The safedata_validator package is a dataset validation and publishing tool for use with large collections of related but heterogenous datasets. It was originally built to handle the field data collections from the SAFE Project, which has generated a large number of related datasets.

It forms one element of the wider safedata system, which provide a general framework for use in providing data capture, validation, publication and discovery within long term ecological projects.

User starting points

Data providers
These pages provide an overview of the data preparation and submission process.
Data managers
These pages provide an introduction to the command line tools used to validate and publish datasets.
Developers
These pages provide the API for the package classes and methods.

Package components

The safedata_validator package uses the following elements:

  • A defined format for annotating data tables with metadata, validating sampling locations and taxonomic references and providing a standard set of summary metadata.
  • The safedata_validator package itself, written in Python, which is used to check that a dataset meets the standard format. The package provides:
    • A programmatic API: safedata_validator can be imported and then used to implement validation within another program.
    • An implementation of the format checking process for data stored in Excel files, although implementations for other formats are possible.
    • Command line tools for both the validation (safedata_validate) and publication (safedata_zenodo) of datasets
  • A data store to archive validated datasets. The safedata_validator packages currently uses Zenodo to store datasets.

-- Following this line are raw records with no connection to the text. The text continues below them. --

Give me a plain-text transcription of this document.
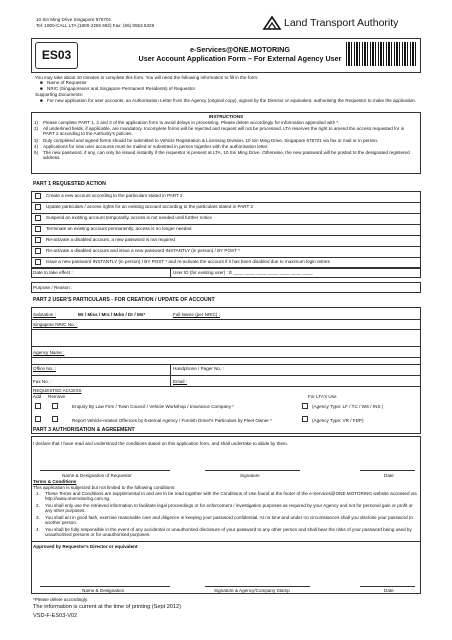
10 Sin Ming Drive Singapore 575701
Tel: 1800-CALL LTA (1800-2255 582) Fax: (65) 6553 5329	Land Transport Authority
ES03	e-Services@ONE.MOTORING
User Account Application Form – For External Agency User
You may take about 10 minutes to complete this form. You will need the following information to fill in the form:
■ Name of Requestor
■ NRIC (Singaporeans and Singapore Permanent Residents) of Requestor
Supporting Documents:
■ For new application for user accounts, an Authorisation Letter from the Agency (original copy), signed by the Director or equivalent, authorising the Requestor to make the application.
INSTRUCTIONS
1) Please complete PART 1, 2 and 3 of the application form to avoid delays in processing. Please delete accordingly for information appended with *.
2) All underlined fields, if applicable, are mandatory. Incomplete forms will be rejected and request will not be processed. LTA reserves the right to amend the access requested for in PART 2 according to the Authority's policies.
3) Duly completed and signed forms should be submitted to Vehicle Registration & Licensing Division, 10 Sin Ming Drive, Singapore 575701 via fax or mail or in person.
4) Applications for new user accounts must be mailed or submitted in person together with the authorisation letter.
5) The new password, if any, can only be issued instantly if the requestor is present at LTA, 10 Sin Ming Drive. Otherwise, the new password will be posted to the designated registered address.
PART 1 REQUESTED ACTION
Create a new account according to the particulars stated in PART 2
Update particulars / access rights for an existing account according to the particulars stated in PART 2
Suspend an existing account temporarily, access is not needed until further notice
Terminate an existing account permanently, access is no longer needed
Re-activate a disabled account, a new password is not required
Re-activate a disabled account and issue a new password INSTANTLY (in person) / BY POST *
Issue a new password INSTANTLY (in person) / BY POST * and re-activate the account if it has been disabled due to maximum login retries
Date to take effect :	User ID (for existing user) : E ____ ____ ____ ____ ____ ____ ____
Purpose / Reason :
PART 2 USER'S PARTICULARS - FOR CREATION / UPDATE OF ACCOUNT
Salutation :	Mr / Miss / Mrs / Mdm / Dr / Ms*	Full Name (per NRIC) :
Singapore NRIC No. :
Agency Name :
Office No. :	Handphone / Pager No. :
Fax No. :	Email :
REQUESTED ACCESS
Add Remove	For LTA's Use
Enquiry By Law Firm / Town Council / Vehicle Workshop / Insurance Company *	(Agency Type: LF / TC / WS / INS )
Report Vehicle-related Offences by External Agency / Furnish Driver's Particulars by Fleet Owner *	(Agency Type: VR / FDP)
PART 3 AUTHORISATION & AGREEMENT
I declare that I have read and understood the conditions stated on this application form, and shall undertake to abide by them.
Name & Designation of Requestor	Signature	Date
Terms & Conditions
This application is subjected but not limited to the following conditions:
1. These Terms and Conditions are supplemental to and are to be read together with the Conditions of Use found at the footer of the e-Services@ONE.MOTORING website accessed via http://www.onemotoring.com.sg.
2. You shall only use the retrieved information to facilitate legal proceedings or for enforcement / investigation purposes as required by your Agency and not for personal gain or profit or any other purposes.
3. You shall act in good faith, exercise reasonable care and diligence in keeping your password confidential. At no time and under no circumstances shall you disclose your password to another person.
4. You shall be fully responsible in the event of any accidental or unauthorised disclosure of your password to any other person and shall bear the risks of your password being used by unauthorised persons or for unauthorised purposes.
Approved by Requestor's Director or equivalent
Name & Designation	Signature & Agency/Company Stamp	Date
*Please delete accordingly.
The information is current at the time of printing (Sept 2012)
VSD-F-ES03-V02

The wider safedata system then also uses:

  • The safedata_server web application, which implements a metadata server for published datasets, used to maintain a searchable interface to the full metadata extracted from datasets.
  • The safedata package, which provides data discovery and download for published datasets into the R statistical computing framework.

Code availability

The safedata_validator package is open source Python and is maintained on GitHub. It can be installed using PyPI. See the installation notes for setup instructions.